Nowadays, biological
cancer treatments represent the major advance in
non-small cell lung cancer therapeutic strategies. During the last decade, more than 15 randomized trials associating chemo with biological treatments, in first line setting, have included more than 12,073 NSCLC patients, and as much in phase 2-3 trials in second and third line setting. Very few were positive, but currently anti-angiogenic strategy using the humanized
monoclonal antibody bevacizumab has been approved in association with
chemotherapy, in first line treatment of carefully selected NSCLC patients (with non proximal
tumors, without cerebral
metastasis, and of non-squamous histology).

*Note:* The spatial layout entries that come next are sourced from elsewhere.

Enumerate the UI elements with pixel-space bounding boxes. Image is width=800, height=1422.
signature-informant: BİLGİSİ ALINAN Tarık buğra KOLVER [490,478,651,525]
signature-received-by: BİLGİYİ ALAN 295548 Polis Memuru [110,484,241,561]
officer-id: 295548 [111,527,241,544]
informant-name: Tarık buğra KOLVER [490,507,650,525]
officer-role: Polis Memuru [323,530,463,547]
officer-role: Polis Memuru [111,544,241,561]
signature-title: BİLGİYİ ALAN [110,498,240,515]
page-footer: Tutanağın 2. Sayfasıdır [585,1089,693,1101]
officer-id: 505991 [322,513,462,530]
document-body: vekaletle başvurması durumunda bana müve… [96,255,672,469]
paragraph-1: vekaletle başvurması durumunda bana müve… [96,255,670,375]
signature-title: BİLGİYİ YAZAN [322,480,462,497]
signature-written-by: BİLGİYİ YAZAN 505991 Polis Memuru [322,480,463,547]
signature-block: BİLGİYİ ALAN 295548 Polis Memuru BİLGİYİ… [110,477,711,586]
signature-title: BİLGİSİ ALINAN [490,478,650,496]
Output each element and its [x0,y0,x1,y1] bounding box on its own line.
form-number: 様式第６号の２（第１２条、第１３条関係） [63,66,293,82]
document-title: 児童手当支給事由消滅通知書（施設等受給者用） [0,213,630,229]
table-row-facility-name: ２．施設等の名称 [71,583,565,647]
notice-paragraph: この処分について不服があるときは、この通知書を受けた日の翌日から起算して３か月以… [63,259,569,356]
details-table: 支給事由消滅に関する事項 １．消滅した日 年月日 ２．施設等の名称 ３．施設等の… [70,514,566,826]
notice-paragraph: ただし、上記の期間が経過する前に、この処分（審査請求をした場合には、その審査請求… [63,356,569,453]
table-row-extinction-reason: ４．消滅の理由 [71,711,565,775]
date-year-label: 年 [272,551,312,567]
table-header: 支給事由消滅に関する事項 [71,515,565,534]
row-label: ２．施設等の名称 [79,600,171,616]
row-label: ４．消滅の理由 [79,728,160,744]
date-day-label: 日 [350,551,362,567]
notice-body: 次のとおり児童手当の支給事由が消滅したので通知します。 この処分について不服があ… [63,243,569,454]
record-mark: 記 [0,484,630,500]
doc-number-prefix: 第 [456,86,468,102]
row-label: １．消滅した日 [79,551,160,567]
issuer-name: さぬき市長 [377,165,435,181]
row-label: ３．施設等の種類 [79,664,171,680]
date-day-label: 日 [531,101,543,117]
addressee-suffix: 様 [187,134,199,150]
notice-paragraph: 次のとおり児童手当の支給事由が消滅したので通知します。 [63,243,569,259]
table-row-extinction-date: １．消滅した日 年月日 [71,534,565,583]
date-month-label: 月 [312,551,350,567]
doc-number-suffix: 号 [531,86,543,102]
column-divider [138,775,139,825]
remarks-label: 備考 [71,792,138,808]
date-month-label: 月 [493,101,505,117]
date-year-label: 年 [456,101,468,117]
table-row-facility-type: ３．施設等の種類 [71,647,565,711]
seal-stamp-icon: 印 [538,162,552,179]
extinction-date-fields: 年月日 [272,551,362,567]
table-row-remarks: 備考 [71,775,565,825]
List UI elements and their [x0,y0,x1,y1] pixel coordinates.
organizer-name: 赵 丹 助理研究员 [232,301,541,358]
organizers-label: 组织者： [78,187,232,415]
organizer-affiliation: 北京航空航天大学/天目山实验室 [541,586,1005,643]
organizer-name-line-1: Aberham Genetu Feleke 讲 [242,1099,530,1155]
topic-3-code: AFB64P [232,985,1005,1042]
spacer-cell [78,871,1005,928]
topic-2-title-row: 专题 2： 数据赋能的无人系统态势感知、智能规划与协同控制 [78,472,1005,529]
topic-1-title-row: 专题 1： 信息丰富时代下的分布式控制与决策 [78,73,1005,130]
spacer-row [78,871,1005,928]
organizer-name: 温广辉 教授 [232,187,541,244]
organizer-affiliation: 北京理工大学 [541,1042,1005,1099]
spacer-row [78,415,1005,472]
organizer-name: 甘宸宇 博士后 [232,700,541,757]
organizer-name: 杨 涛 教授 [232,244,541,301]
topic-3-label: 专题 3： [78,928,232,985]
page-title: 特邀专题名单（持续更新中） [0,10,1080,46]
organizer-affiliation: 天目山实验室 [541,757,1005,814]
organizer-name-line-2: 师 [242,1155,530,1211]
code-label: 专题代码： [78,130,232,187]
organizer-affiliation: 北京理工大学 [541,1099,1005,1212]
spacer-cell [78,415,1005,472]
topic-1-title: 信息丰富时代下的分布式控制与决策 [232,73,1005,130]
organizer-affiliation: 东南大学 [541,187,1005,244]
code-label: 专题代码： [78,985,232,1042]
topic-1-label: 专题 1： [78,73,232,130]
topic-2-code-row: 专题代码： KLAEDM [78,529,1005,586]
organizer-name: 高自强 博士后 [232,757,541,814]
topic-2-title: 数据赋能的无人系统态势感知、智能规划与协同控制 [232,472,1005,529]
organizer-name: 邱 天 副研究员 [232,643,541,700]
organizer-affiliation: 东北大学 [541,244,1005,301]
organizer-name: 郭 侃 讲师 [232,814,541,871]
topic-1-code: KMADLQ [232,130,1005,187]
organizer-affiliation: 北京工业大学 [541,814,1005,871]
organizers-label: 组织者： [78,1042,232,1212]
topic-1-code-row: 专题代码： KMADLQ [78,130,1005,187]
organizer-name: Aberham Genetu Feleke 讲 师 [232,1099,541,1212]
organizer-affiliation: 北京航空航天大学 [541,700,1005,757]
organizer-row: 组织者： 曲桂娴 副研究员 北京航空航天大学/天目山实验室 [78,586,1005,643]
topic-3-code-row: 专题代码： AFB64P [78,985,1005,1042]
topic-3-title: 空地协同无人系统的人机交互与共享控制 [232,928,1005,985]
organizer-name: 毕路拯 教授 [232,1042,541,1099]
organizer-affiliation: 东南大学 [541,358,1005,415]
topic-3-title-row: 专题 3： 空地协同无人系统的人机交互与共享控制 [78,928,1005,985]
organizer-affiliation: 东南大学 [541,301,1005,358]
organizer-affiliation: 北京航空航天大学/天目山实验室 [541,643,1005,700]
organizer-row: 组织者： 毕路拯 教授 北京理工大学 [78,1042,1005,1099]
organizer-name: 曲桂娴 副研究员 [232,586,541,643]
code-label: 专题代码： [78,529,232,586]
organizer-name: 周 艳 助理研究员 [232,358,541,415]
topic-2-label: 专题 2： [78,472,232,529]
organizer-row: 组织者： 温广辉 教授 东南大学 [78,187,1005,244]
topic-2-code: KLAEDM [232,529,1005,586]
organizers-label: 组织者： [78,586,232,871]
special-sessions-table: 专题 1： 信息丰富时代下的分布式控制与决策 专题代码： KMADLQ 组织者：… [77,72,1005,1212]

On the same way, monotherapy by the EGFR
tyrosine kinase inhibitor erlotinib has been approved in second and third line setting, with comparable results as
chemotherapy. 2008 was the year of new targeted
therapies with
cetuximab, the chimeric
monoclonal antibody directed against EFGR, in association with
chemotherapy in first line setting, whereas EGFR TKI are also tested in first line, in patients selected on the ground of the molecular properties of their
tumors (with EGFR mutation or positive EGFR FISH). New generation EGFR TKI (more potent if not more selective) are developed in new settings (neo-adjuvant or adjuvant treatment), with promising results in phase 2 trials, whereas active immunotherapy directed toward MUC1 or MAGE-A3 are tested in large phase 3 randomized trials in adjuvant setting (post-surgery or post-
radiotherapy), since phase 2 results were appealing. Therefore, during the last few years, targeted
therapies quit science-fiction to enter in our current practice, leading clinicians to learn how to treat new kinds of toxicities and to select patients on molecular grounds.